In the present application, since the width of the first portion 201 is greater than the width of the second portion 202 in the folding direction perpendicular to the flexible display panel 100. Therefore, even if the deformation amount generated by the first portion 201 of the metal heat dissipation layer 200 is different from the deformation amount generated by the second portion 202, a gentle deformation protrusion is only displayed on the side of the first portion 201 close to the flexible display panel 100 after the same bending stress is applied during the folding process of the foldable display panel 000. And the acting force of the gentle deformation bulge on the flexible display panel 100 is smaller, so that the probability of the bad phenomenon of impression of the flexible display panel 100 can be effectively reduced.

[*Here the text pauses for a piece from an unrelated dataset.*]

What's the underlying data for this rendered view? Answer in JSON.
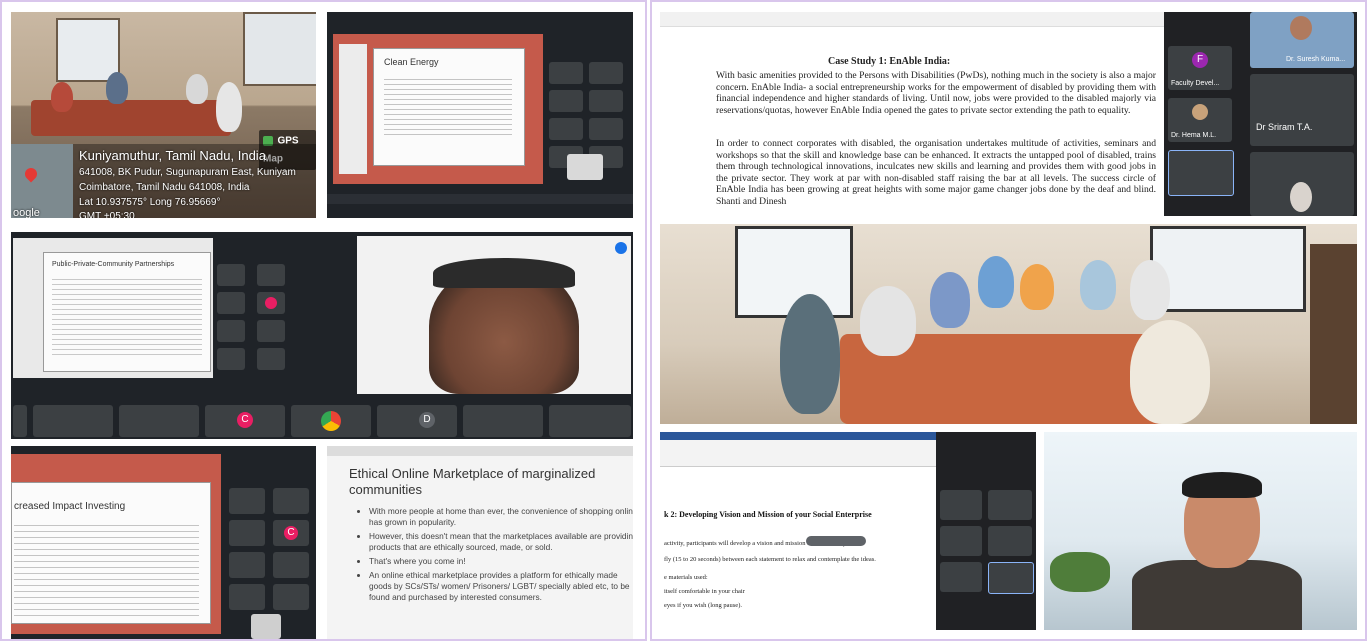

It should be noted that the edge bending regions 1012 of the folding region 101 in the flexible display panel 100, which are located on both sides of the central bending region 1011, may be symmetrical with respect to the folding line L of the flexible display panel 100, that is, the two first portions 201 connected to the two edge bending regions 1012 are also symmetrical with respect to the folding line L of the flexible display panel 100, and the two first portions 201 have the same structure. Therefore, in the embodiment of the present application, the structural composition and principle of the edge bending region 1012 on the other side of the central bending region 1011 can refer to the above description of the edge bending region 1012 on one side of the central bending region 1011, which is not described herein again.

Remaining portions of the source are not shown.